Mais de 350 casos de sarampo são registrados no Ceará

sarampo

Até a primeira semana deste mês, o Ceará registrou 356 casos de sarampo. O número representa 92% dos episódios confirmados no Brasil este ano. Além do Ceará, apenas São Paulo (7) e Pernambuco (24) tiveram ocorrências da doença neste período. O total de casos no Estado já ultrapassa todos os episódios de sarampo confirmados, em 2013, em oito estados do Brasil. Hoje, o número de casos no Ceará (que no ano passado voltou a registrar a doença após 15 anos sem confirmações) é 78% maior que o contabilizado em Pernambuco, em 2013, quando foi confirmado um surto no estado vizinho. A situação é de alerta; e a Secretaria da Saúde (Sesa) pede que a população procure, imediatamente, as unidades de saúde diante de qualquer suspeita da doença.

Em 2013, o Ceará teve apenas um caso de sarampo, quando; no final do ano, um médico de 27 anos foi diagnosticado com a doença. Desde então, segundo o coordenador de Promoção e Proteção a Saúde da Sesa, Márcio Garcia, a doença, que desde 1999 não era confirmada no Estado, espalhou-se pela Capital e Região Metropolitana.

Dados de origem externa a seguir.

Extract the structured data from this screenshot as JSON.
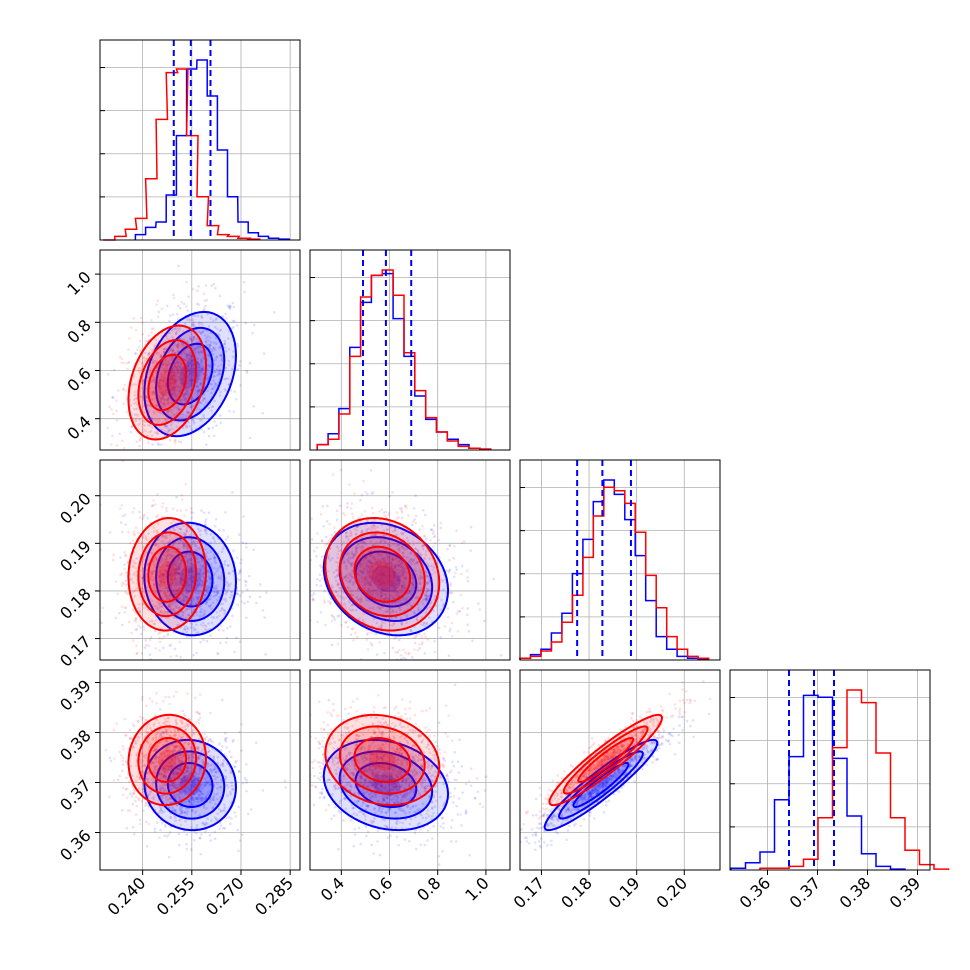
{
  "chart_data": {
    "type": "corner",
    "series": [
      {
        "name": "",
        "color": "#ff0000"
      },
      {
        "name": "",
        "color": "#0000ff"
      }
    ],
    "grid": true,
    "parameters": [
      {
        "range": [
          0.227,
          0.288
        ],
        "ticks": [
          0.24,
          0.255,
          0.27,
          0.285
        ],
        "tick_labels": [
          "0.240",
          "0.255",
          "0.270",
          "0.285"
        ],
        "axes_with_labels": [
          "x"
        ],
        "quantiles_blue": [
          0.2495,
          0.2547,
          0.2607
        ]
      },
      {
        "range": [
          0.27,
          1.1
        ],
        "ticks": [
          0.4,
          0.6,
          0.8,
          1.0
        ],
        "tick_labels": [
          "0.4",
          "0.6",
          "0.8",
          "1.0"
        ],
        "axes_with_labels": [
          "x",
          "y"
        ],
        "quantiles_blue": [
          0.49,
          0.585,
          0.69
        ]
      },
      {
        "range": [
          0.1655,
          0.2075
        ],
        "ticks": [
          0.17,
          0.18,
          0.19,
          0.2
        ],
        "tick_labels": [
          "0.17",
          "0.18",
          "0.19",
          "0.20"
        ],
        "axes_with_labels": [
          "x",
          "y"
        ],
        "quantiles_blue": [
          0.1775,
          0.1828,
          0.1888
        ]
      },
      {
        "range": [
          0.3525,
          0.3925
        ],
        "ticks": [
          0.36,
          0.37,
          0.38,
          0.39
        ],
        "tick_labels": [
          "0.36",
          "0.37",
          "0.38",
          "0.39"
        ],
        "axes_with_labels": [
          "x",
          "y"
        ],
        "quantiles_blue": [
          0.3643,
          0.3693,
          0.3733
        ]
      }
    ],
    "histograms": [
      {
        "red": [
          [
            0.228,
            0.0
          ],
          [
            0.2315,
            0.02
          ],
          [
            0.2347,
            0.06
          ],
          [
            0.2378,
            0.12
          ],
          [
            0.2409,
            0.34
          ],
          [
            0.2441,
            0.67
          ],
          [
            0.2472,
            0.93
          ],
          [
            0.2503,
            0.95
          ],
          [
            0.2534,
            0.58
          ],
          [
            0.2566,
            0.24
          ],
          [
            0.2597,
            0.08
          ],
          [
            0.2628,
            0.03
          ],
          [
            0.2659,
            0.02
          ],
          [
            0.2691,
            0.01
          ],
          [
            0.2722,
            0.005
          ]
        ],
        "blue": [
          [
            0.2378,
            0.03
          ],
          [
            0.2409,
            0.07
          ],
          [
            0.2441,
            0.1
          ],
          [
            0.2472,
            0.25
          ],
          [
            0.2503,
            0.58
          ],
          [
            0.2534,
            0.95
          ],
          [
            0.2566,
            1.0
          ],
          [
            0.2597,
            0.8
          ],
          [
            0.2628,
            0.5
          ],
          [
            0.2659,
            0.24
          ],
          [
            0.2691,
            0.1
          ],
          [
            0.2722,
            0.04
          ],
          [
            0.2753,
            0.02
          ],
          [
            0.2784,
            0.01
          ],
          [
            0.2816,
            0.005
          ]
        ]
      },
      {
        "red": [
          [
            0.3,
            0.03
          ],
          [
            0.345,
            0.06
          ],
          [
            0.39,
            0.2
          ],
          [
            0.435,
            0.52
          ],
          [
            0.48,
            0.85
          ],
          [
            0.525,
            0.97
          ],
          [
            0.57,
            1.0
          ],
          [
            0.615,
            0.86
          ],
          [
            0.66,
            0.54
          ],
          [
            0.705,
            0.33
          ],
          [
            0.75,
            0.18
          ],
          [
            0.795,
            0.1
          ],
          [
            0.84,
            0.05
          ],
          [
            0.885,
            0.02
          ],
          [
            0.93,
            0.01
          ],
          [
            0.975,
            0.005
          ]
        ],
        "blue": [
          [
            0.3,
            0.03
          ],
          [
            0.345,
            0.09
          ],
          [
            0.39,
            0.23
          ],
          [
            0.435,
            0.57
          ],
          [
            0.48,
            0.82
          ],
          [
            0.525,
            0.97
          ],
          [
            0.57,
            0.98
          ],
          [
            0.615,
            0.73
          ],
          [
            0.66,
            0.52
          ],
          [
            0.705,
            0.3
          ],
          [
            0.75,
            0.17
          ],
          [
            0.795,
            0.1
          ],
          [
            0.84,
            0.06
          ],
          [
            0.885,
            0.03
          ],
          [
            0.93,
            0.01
          ],
          [
            0.975,
            0.005
          ]
        ]
      },
      {
        "red": [
          [
            0.1655,
            0.01
          ],
          [
            0.1677,
            0.02
          ],
          [
            0.1699,
            0.05
          ],
          [
            0.1721,
            0.1
          ],
          [
            0.1743,
            0.21
          ],
          [
            0.1765,
            0.36
          ],
          [
            0.1787,
            0.57
          ],
          [
            0.1809,
            0.8
          ],
          [
            0.1831,
            0.96
          ],
          [
            0.1853,
            0.94
          ],
          [
            0.1875,
            0.87
          ],
          [
            0.1897,
            0.71
          ],
          [
            0.1919,
            0.47
          ],
          [
            0.1941,
            0.29
          ],
          [
            0.1963,
            0.13
          ],
          [
            0.1985,
            0.06
          ],
          [
            0.2007,
            0.02
          ],
          [
            0.2029,
            0.01
          ]
        ],
        "blue": [
          [
            0.1655,
            0.01
          ],
          [
            0.1677,
            0.03
          ],
          [
            0.1699,
            0.06
          ],
          [
            0.1721,
            0.15
          ],
          [
            0.1743,
            0.26
          ],
          [
            0.1765,
            0.48
          ],
          [
            0.1787,
            0.67
          ],
          [
            0.1809,
            0.88
          ],
          [
            0.1831,
            1.0
          ],
          [
            0.1853,
            0.92
          ],
          [
            0.1875,
            0.78
          ],
          [
            0.1897,
            0.58
          ],
          [
            0.1919,
            0.33
          ],
          [
            0.1941,
            0.13
          ],
          [
            0.1963,
            0.06
          ],
          [
            0.1985,
            0.02
          ],
          [
            0.2007,
            0.01
          ],
          [
            0.2029,
            0.005
          ]
        ]
      },
      {
        "red": [
          [
            0.3585,
            0.01
          ],
          [
            0.3614,
            0.01
          ],
          [
            0.3643,
            0.02
          ],
          [
            0.3672,
            0.06
          ],
          [
            0.3701,
            0.29
          ],
          [
            0.373,
            0.68
          ],
          [
            0.3759,
            1.0
          ],
          [
            0.3788,
            0.93
          ],
          [
            0.3817,
            0.65
          ],
          [
            0.3846,
            0.29
          ],
          [
            0.3875,
            0.11
          ],
          [
            0.3904,
            0.03
          ],
          [
            0.3933,
            0.005
          ]
        ],
        "blue": [
          [
            0.3527,
            0.01
          ],
          [
            0.3556,
            0.04
          ],
          [
            0.3585,
            0.1
          ],
          [
            0.3614,
            0.39
          ],
          [
            0.3643,
            0.63
          ],
          [
            0.3672,
            0.97
          ],
          [
            0.3701,
            0.96
          ],
          [
            0.373,
            0.62
          ],
          [
            0.3759,
            0.3
          ],
          [
            0.3788,
            0.09
          ],
          [
            0.3817,
            0.02
          ],
          [
            0.3846,
            0.005
          ]
        ]
      }
    ],
    "pairs": [
      {
        "x": 0,
        "y": 1,
        "red": {
          "mean": [
            0.2475,
            0.55
          ],
          "sd": [
            0.0055,
            0.11
          ],
          "rho": 0.3
        },
        "blue": {
          "mean": [
            0.2545,
            0.585
          ],
          "sd": [
            0.0065,
            0.12
          ],
          "rho": 0.3
        }
      },
      {
        "x": 0,
        "y": 2,
        "red": {
          "mean": [
            0.2475,
            0.1835
          ],
          "sd": [
            0.0055,
            0.0055
          ],
          "rho": 0.05
        },
        "blue": {
          "mean": [
            0.2545,
            0.1825
          ],
          "sd": [
            0.0065,
            0.0055
          ],
          "rho": -0.05
        }
      },
      {
        "x": 1,
        "y": 2,
        "red": {
          "mean": [
            0.57,
            0.1835
          ],
          "sd": [
            0.11,
            0.0055
          ],
          "rho": -0.15
        },
        "blue": {
          "mean": [
            0.585,
            0.1825
          ],
          "sd": [
            0.12,
            0.0055
          ],
          "rho": -0.2
        }
      },
      {
        "x": 0,
        "y": 3,
        "red": {
          "mean": [
            0.2475,
            0.3745
          ],
          "sd": [
            0.0055,
            0.0042
          ],
          "rho": 0.05
        },
        "blue": {
          "mean": [
            0.2545,
            0.3695
          ],
          "sd": [
            0.0065,
            0.0042
          ],
          "rho": -0.05
        }
      },
      {
        "x": 1,
        "y": 3,
        "red": {
          "mean": [
            0.57,
            0.3745
          ],
          "sd": [
            0.11,
            0.0042
          ],
          "rho": -0.15
        },
        "blue": {
          "mean": [
            0.585,
            0.3695
          ],
          "sd": [
            0.12,
            0.0042
          ],
          "rho": -0.2
        }
      },
      {
        "x": 2,
        "y": 3,
        "red": {
          "mean": [
            0.1835,
            0.3745
          ],
          "sd": [
            0.0055,
            0.0042
          ],
          "rho": 0.93
        },
        "blue": {
          "mean": [
            0.1825,
            0.3695
          ],
          "sd": [
            0.0055,
            0.0042
          ],
          "rho": 0.93
        }
      }
    ]
  }
}
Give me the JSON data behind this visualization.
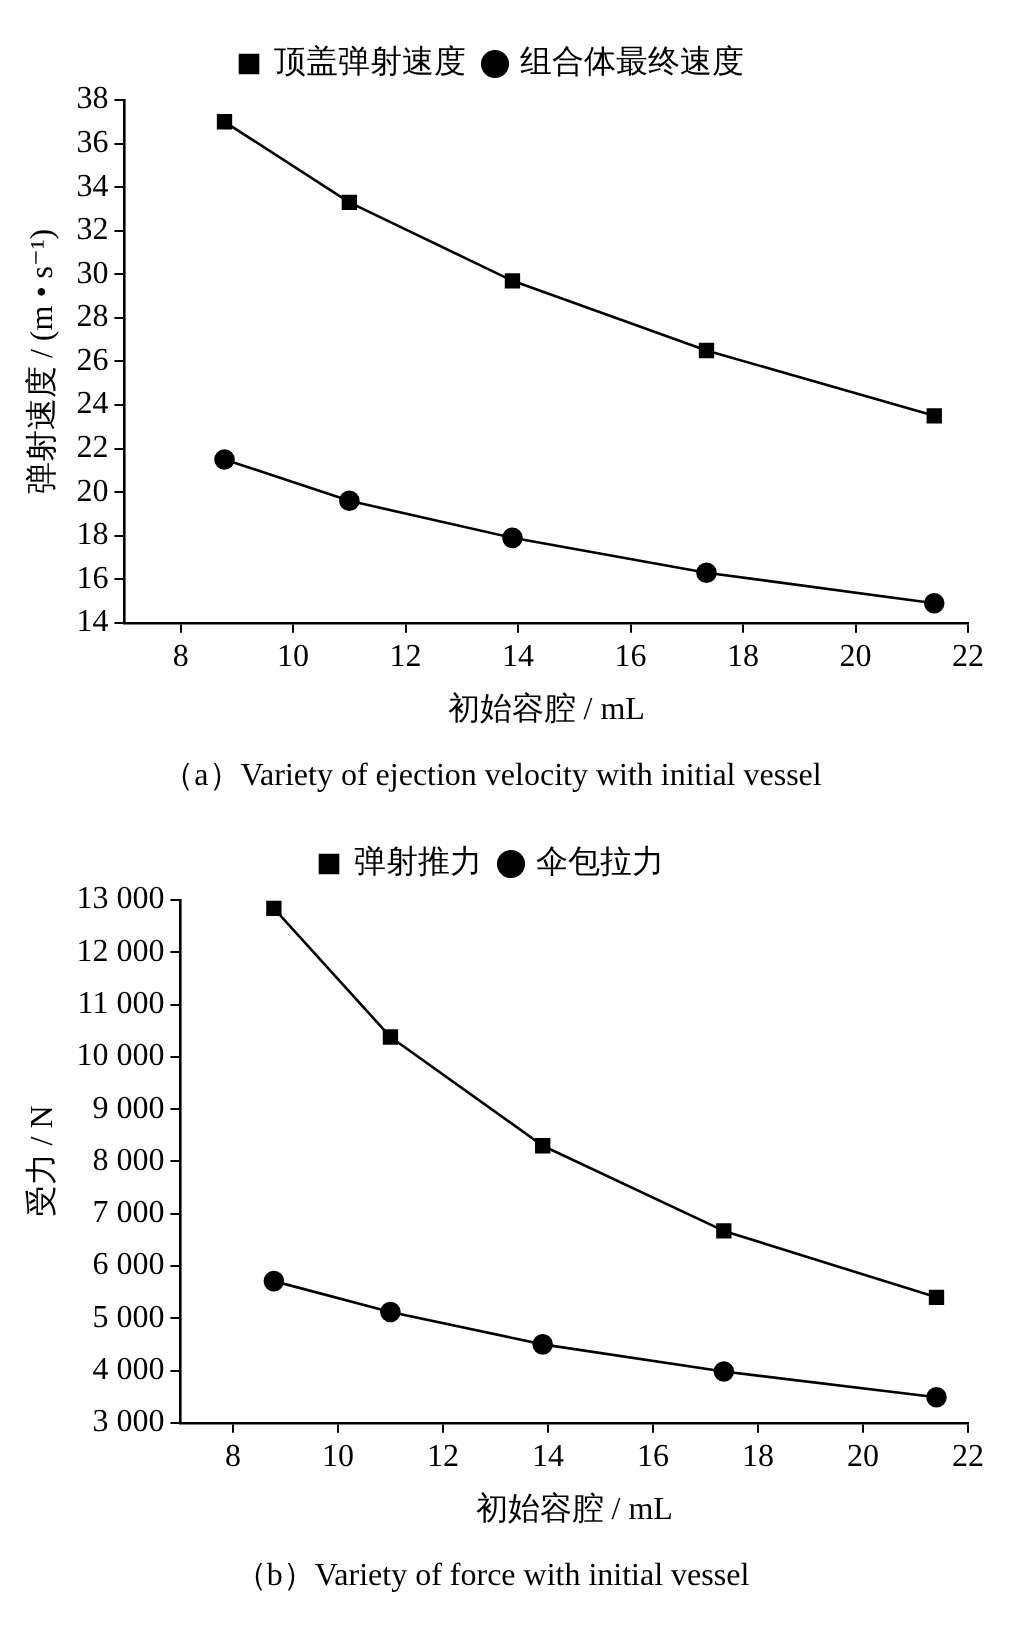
{
  "chart_data": [
    {
      "type": "line",
      "title": "（a）Variety of ejection velocity with initial vessel",
      "xlabel": "初始容腔 / mL",
      "ylabel": "弹射速度 / (m • s⁻¹)",
      "x": [
        8.78,
        11.0,
        13.9,
        17.35,
        21.4
      ],
      "series": [
        {
          "name": "顶盖弹射速度",
          "color": "#000000",
          "marker": "square",
          "values": [
            37.0,
            33.3,
            29.7,
            26.5,
            23.5
          ]
        },
        {
          "name": "组合体最终速度",
          "color": "#000000",
          "marker": "circle",
          "values": [
            21.5,
            19.6,
            17.9,
            16.3,
            14.9
          ]
        }
      ],
      "xlim": [
        7,
        22
      ],
      "xticks": [
        8,
        10,
        12,
        14,
        16,
        18,
        20,
        22
      ],
      "ylim": [
        14,
        38
      ],
      "yticks": [
        14,
        16,
        18,
        20,
        22,
        24,
        26,
        28,
        30,
        32,
        34,
        36,
        38
      ],
      "grid": false,
      "legend": "top",
      "line_style": "solid"
    },
    {
      "type": "line",
      "title": "（b）Variety of force with initial vessel",
      "xlabel": "初始容腔 / mL",
      "ylabel": "受力 / N",
      "x": [
        8.78,
        11.0,
        13.9,
        17.35,
        21.4
      ],
      "series": [
        {
          "name": "弹射推力",
          "color": "#000000",
          "marker": "square",
          "values": [
            12840,
            10380,
            8300,
            6670,
            5400
          ]
        },
        {
          "name": "伞包拉力",
          "color": "#000000",
          "marker": "circle",
          "values": [
            5710,
            5120,
            4500,
            3980,
            3490
          ]
        }
      ],
      "xlim": [
        7,
        22
      ],
      "xticks": [
        8,
        10,
        12,
        14,
        16,
        18,
        20,
        22
      ],
      "ylim": [
        3000,
        13000
      ],
      "yticks": [
        {
          "value": 3000,
          "label": "3 000"
        },
        {
          "value": 4000,
          "label": "4 000"
        },
        {
          "value": 5000,
          "label": "5 000"
        },
        {
          "value": 6000,
          "label": "6 000"
        },
        {
          "value": 7000,
          "label": "7 000"
        },
        {
          "value": 8000,
          "label": "8 000"
        },
        {
          "value": 9000,
          "label": "9 000"
        },
        {
          "value": 10000,
          "label": "10 000"
        },
        {
          "value": 11000,
          "label": "11 000"
        },
        {
          "value": 12000,
          "label": "12 000"
        },
        {
          "value": 13000,
          "label": "13 000"
        }
      ],
      "grid": false,
      "legend": "top",
      "line_style": "solid"
    }
  ]
}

Este ano, além da Capital (128), os casos confirmados alastraram-se pela Região Norte do Estado, predominando em Massapê (92), Uruburetama (61), Sobral (39) e Forquilha (8). As suspeitas espalharam-se por 52 municípios, dos 184, sendo confirmadas em 21 cidades. Foram notificados 1.044 casos supeitos, com 356 confirmados, 590 descartados e 98 em investigação. Felizmente, não foi registrado nenhum óbito em decorrência do sarampo. Há suspeitas de mais 41 episódios em Massapê, 21 em Sobral, 12 em Fortaleza e outros em Forquilha, Coreaú, Meruoca, Mucambo, Uruoca, Ipu, Hidrolândia e Santana do Acaraú.

AÇÕES

No Ceará, na tentativa de combater o surto, além de outras ações, a campanha de Vacinação da Tríplice Viral (VTV) foi antecipada e até o dia 25 de julho, atingiu a cobertura de 72,89% da população-alvo, vacinando 310.838 crianças, com 226.567 doses. Márcio destacou o percentual de cobertura, mas enfatizou que “o sarampo é uma doença altamente transmissível”, o que justifica ainda a atual situação de alerta. Ele acrescentou que os pais que ainda não vacinaram as crianças que têm de seis meses a menos de cinco anos devem procurar, o mais rápido possível, uma unidade de saúde para garantir a imunização.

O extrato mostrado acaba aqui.